Sen. Joseph Biden, the incoming chairman of the Senate Foreign Relations Committee, said he hoped a special commission considering options for the way ahead in Iraq would assert that U.S. troop commitments are not open-ended; propose a clear political road map for Iraq; and recommend engaging Iraq’s neighbors in political solution.
“We are past the point of adding more troops. We are past the point of vague policy prescriptions. It is not an answer just to stay.
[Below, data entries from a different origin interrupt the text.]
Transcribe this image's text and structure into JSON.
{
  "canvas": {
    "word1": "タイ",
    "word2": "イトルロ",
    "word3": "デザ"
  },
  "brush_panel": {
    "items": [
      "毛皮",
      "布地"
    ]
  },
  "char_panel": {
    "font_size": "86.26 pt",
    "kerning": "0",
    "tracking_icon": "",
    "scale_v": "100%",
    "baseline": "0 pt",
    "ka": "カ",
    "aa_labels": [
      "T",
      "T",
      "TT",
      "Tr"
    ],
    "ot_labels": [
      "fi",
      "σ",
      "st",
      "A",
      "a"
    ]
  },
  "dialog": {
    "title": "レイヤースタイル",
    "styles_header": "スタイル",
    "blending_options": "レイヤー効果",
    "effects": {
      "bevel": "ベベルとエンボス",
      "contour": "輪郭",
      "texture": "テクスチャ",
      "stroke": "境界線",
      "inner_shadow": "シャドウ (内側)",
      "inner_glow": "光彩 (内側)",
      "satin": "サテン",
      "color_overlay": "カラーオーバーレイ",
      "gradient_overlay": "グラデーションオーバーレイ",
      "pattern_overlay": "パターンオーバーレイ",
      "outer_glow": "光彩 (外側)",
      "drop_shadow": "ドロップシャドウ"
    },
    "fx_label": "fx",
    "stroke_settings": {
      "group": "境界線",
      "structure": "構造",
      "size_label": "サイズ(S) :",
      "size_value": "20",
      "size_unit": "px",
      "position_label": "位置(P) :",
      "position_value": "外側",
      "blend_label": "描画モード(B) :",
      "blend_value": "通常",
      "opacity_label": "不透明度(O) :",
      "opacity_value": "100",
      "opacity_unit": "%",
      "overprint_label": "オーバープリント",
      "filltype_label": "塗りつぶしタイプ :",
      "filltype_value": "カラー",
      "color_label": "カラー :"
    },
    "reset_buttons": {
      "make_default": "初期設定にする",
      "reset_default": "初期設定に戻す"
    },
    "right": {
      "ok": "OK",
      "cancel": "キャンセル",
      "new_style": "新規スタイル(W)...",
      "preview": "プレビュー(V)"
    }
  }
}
Nor is it an answer — though it may become a necessity — just to go with no concern for what follows,” Biden, D-Del., wrote in Sunday’s Washington Post.
“The fundamental question we must answer is whether, as we begin to leave Iraq, there are still concrete steps we can take to avoid leaving chaos behind,” said Biden, who plans to run for president in 2008.
Democrats poised to take control of the House and Senate are pressing for a substantial reduction of U.S. troops in Iraq and a timetable for their withdrawal, as a way of forcing the Iraq government to rely more on itself.
“We must tell the Iraqis that we would begin, starting in four to six months, a phased reduction of our troops,” said Sen. Carl Levin, D-Mich., the incoming chairman of the Senate Armed Services Committee. “Because if you don’t do that, they’re going to continue to have the false assumption that we are there in some kind of an open-ended way. And it is that assumption on their part that takes them off the hook.”
Incoming House Majority Leader Steny Hoyer, D-Md., agreed. “As a practical matter, there are no troops to increase with,” he said. “Our objective was to remove Saddam Hussein and create an environment in which a democracy could be established. That has been done.”
But Hoyer said Democrats would continue funding the existing troop levels, for the time being.
“That’s not an option, of not supporting our troops in the field and making sure they’re as safe as we can make them,” he said. “Very frankly, their lack of numbers exposes them on a daily basis to danger and death, unfortunately. But clearly, we’re going to have discussions going forward as to how we change this policy and change it in the short term, not the long term.
Gen. John Abizaid, the top U.S. commander for the Middle East, told the Senate Armed Services Committee last week he believes troop levels should remain steady for now. He said it was possible to add 20,000 troops for a short time, but it would be unrealistic to raise troop levels as proposed by McCain and Sen. Lindsey Graham, R-S.C.
Abizaid said the American military in Iraq is stretched too thin already, and sending over a bigger, more permanent presence would undercut efforts to force Iraqis to take on more responsibility.
Sen. John Kerry, D-Mass., said he thinks U.S. generals have been put “in a a very, very difficult position.”
“What I don’t have confidence in is the policy. And General Abizaid is giving us a diagnosis that is based on the current policy. But that policy has to change, and it can change,” said Kerry, who is considering a White House bid in 2008.
Kerry spoke on “Fox News Sunday,” while McCain and Hoyer appeared on ABC’s “This Week.” Levin spoke on CNN’s “Late Edition.” Rangel and Graham appeared on “Face the Nation” on CBS.